Secondly, Imai et al.3 compared 5 different TS modalities (electrical, heat, handheld algometry, cuff pressure pain threshold, and cuff pressure pain tolerance) and 2 different CS (cold pressor test [CPT] and cuff algometry) in 26 pain-free subjects. The study investigated within and between session reliability where sessions were divided by 1 to 3 weeks. The largest CPM effect and the most reliable combination was achieved by handheld algometry as TS and CPT as CS. Reliability for cuff algometry as TS demonstrated ICC >0.75 (excellent reliability) and coefficient of variation (CV) <18%. Moreover, reliability for cuff algometry as TS during cuff CS showed ICC >0.75 (excellent reliability) and CV <18%.

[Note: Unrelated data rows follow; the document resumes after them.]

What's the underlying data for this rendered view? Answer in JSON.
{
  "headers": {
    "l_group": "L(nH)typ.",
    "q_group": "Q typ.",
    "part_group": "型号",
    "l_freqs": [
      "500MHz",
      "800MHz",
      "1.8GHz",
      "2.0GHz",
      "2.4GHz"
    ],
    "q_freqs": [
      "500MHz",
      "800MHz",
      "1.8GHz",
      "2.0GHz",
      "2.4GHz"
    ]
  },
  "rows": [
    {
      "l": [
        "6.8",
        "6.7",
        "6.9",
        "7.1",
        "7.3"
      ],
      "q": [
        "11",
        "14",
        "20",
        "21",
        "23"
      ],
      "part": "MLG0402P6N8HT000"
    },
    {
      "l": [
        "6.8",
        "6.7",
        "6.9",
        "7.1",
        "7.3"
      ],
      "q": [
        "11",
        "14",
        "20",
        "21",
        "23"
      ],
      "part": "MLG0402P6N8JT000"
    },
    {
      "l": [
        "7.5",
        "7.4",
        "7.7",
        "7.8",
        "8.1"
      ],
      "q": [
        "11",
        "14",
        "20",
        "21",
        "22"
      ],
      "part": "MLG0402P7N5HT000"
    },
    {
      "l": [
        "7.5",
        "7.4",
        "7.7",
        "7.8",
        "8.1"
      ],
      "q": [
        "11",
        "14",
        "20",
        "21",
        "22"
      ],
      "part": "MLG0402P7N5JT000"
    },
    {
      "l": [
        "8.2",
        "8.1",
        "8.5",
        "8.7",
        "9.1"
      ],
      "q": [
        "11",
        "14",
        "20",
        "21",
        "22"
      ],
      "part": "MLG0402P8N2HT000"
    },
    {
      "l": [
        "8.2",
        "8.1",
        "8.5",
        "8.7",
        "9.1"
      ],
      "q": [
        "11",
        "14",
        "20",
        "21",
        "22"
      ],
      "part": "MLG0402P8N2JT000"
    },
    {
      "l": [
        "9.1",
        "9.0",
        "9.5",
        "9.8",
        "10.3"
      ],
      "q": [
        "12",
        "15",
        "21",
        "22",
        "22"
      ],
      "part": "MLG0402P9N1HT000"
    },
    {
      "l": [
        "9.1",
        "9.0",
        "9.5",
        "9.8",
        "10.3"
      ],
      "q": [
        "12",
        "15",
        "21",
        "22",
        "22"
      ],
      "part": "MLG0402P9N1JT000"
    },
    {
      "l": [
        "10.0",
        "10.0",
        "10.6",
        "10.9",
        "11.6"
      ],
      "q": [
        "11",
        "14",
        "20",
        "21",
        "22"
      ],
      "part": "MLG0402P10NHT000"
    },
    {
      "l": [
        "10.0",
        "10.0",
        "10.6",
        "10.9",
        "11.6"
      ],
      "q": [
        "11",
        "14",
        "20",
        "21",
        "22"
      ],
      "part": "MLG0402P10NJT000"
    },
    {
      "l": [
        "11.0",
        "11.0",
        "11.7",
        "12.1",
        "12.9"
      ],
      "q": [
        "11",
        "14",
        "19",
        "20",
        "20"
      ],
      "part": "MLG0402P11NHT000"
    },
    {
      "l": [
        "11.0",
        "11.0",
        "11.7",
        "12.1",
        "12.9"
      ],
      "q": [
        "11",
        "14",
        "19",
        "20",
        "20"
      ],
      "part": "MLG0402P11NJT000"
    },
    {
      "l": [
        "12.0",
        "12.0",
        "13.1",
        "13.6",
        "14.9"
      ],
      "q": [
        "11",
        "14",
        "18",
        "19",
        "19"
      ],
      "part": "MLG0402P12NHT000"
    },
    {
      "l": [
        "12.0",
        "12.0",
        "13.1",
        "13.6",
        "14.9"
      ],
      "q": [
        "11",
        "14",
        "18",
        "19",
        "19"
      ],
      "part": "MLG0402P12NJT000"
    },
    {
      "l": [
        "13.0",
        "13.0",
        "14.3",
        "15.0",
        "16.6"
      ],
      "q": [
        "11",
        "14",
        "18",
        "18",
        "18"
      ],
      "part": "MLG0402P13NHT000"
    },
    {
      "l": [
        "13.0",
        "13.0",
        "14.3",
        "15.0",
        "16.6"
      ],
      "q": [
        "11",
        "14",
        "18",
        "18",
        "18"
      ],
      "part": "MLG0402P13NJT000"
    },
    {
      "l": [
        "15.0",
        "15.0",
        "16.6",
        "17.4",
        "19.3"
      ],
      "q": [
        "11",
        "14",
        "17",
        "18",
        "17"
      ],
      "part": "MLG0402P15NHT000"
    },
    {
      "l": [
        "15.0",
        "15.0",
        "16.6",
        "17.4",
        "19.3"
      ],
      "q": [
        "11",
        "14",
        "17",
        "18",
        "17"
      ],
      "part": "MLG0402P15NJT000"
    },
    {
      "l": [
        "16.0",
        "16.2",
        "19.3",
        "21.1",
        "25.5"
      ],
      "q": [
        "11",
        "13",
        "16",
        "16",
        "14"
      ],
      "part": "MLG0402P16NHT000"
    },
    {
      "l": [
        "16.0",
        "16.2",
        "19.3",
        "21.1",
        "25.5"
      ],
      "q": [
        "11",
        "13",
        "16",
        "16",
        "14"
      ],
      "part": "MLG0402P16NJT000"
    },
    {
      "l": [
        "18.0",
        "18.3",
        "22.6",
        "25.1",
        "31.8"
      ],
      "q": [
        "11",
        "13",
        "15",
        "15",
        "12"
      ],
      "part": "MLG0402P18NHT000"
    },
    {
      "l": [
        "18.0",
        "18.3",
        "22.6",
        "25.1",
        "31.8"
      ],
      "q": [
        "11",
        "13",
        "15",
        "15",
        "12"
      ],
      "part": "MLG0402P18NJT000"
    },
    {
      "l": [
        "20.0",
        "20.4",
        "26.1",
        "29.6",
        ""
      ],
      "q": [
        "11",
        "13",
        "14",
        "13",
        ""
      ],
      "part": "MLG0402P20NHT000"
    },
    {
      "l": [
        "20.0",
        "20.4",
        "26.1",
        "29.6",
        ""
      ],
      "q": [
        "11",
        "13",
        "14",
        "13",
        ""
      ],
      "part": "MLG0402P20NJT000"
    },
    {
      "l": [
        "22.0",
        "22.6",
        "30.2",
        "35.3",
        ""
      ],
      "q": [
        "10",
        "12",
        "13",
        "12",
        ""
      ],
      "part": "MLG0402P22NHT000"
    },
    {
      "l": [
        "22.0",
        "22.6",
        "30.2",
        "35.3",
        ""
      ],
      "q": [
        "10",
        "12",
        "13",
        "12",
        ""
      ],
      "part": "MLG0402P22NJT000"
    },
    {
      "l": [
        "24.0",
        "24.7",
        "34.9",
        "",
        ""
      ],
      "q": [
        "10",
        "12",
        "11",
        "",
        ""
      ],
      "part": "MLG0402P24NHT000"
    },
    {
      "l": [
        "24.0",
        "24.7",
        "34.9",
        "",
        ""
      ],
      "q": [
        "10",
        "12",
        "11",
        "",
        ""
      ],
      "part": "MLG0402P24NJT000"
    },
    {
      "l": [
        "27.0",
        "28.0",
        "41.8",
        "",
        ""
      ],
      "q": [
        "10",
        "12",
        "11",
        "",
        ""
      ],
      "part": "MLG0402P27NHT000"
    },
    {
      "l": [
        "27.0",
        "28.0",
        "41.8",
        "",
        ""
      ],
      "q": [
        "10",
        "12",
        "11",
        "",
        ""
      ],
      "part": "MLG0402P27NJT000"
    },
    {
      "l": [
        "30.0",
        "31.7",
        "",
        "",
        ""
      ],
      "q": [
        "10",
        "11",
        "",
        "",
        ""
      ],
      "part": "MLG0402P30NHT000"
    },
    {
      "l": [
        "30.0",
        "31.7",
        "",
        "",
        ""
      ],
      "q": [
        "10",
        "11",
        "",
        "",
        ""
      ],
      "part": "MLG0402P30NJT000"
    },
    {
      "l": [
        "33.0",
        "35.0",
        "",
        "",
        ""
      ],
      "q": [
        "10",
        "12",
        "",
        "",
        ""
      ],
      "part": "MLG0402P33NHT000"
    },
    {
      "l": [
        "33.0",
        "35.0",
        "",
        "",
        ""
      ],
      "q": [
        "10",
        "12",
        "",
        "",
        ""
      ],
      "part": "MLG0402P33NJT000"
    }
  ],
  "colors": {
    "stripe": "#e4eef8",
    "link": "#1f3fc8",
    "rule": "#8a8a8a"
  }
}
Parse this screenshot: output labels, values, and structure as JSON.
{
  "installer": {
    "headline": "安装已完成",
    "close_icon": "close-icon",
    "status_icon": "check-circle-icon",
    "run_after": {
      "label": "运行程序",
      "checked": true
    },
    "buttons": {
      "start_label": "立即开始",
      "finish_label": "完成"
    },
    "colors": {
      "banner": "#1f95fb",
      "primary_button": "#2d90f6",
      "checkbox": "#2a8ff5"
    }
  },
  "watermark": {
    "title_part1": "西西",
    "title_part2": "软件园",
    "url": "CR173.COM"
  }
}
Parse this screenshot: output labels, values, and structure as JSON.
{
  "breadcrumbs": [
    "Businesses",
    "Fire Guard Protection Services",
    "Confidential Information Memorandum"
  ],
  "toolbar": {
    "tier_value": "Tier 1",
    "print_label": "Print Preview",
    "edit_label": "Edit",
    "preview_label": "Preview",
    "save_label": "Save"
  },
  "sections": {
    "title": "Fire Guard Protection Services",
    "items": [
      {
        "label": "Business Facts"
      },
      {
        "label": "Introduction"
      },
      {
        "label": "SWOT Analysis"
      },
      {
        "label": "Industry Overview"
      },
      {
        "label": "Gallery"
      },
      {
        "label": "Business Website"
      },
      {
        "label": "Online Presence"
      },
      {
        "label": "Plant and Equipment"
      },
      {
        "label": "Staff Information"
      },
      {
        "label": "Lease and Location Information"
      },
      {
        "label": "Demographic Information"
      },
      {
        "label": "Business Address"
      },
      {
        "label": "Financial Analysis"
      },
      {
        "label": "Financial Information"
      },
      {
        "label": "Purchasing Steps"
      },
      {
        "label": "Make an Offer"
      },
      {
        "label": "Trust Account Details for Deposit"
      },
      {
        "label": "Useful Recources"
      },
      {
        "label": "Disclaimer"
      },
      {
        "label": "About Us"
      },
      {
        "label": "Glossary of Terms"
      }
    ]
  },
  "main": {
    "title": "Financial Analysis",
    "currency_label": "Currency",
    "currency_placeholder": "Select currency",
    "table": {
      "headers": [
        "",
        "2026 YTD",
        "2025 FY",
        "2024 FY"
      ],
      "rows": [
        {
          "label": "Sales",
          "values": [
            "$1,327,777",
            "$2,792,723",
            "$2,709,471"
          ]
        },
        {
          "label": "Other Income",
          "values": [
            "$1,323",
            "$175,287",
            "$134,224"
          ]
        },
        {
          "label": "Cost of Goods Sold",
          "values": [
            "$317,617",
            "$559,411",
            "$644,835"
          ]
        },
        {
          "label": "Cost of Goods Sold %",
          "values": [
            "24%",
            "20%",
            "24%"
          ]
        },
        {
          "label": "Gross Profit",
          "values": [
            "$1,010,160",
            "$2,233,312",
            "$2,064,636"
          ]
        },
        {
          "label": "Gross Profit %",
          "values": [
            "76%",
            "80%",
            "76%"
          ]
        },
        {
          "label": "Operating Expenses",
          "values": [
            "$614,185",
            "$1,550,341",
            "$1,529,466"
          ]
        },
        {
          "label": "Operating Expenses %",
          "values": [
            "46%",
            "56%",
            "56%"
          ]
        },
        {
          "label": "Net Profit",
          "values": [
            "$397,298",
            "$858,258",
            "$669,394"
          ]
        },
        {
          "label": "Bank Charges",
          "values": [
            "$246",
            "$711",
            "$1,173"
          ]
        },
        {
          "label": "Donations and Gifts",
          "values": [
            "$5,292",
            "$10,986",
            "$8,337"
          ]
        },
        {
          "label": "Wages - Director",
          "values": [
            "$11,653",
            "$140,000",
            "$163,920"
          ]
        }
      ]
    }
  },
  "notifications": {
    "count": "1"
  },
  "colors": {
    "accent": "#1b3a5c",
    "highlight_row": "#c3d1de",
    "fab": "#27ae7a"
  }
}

Thirdly, Graven-Nielsen et al.2 investigated CPM in 125 pain-free subjects using the cuff algometry as TS and the CPT as CS. Intersession reliability of cuff algometry demonstrated an ICC >0.75 (excellent reliability) and CV <18%. Further, the study suggested that cuff algometry as TS was not significantly influenced by gender and age.
Finally, Vaegter and Graven-Nielsen5 investigated temporal summation of pain and CPM profiles in 400 patients with chronic pain. Intrasession reliability of cuff algometry as TS showed ICCs >0.75 (excellent reliability) and intrasession CV <19%.
In addition to the impressive work done by Kennedy et al.,4 these recent studies suggest that cuff algometry is a reliable user-independent method for assessing pain sensitivity and CPM in healthy controls and chronic pain patients.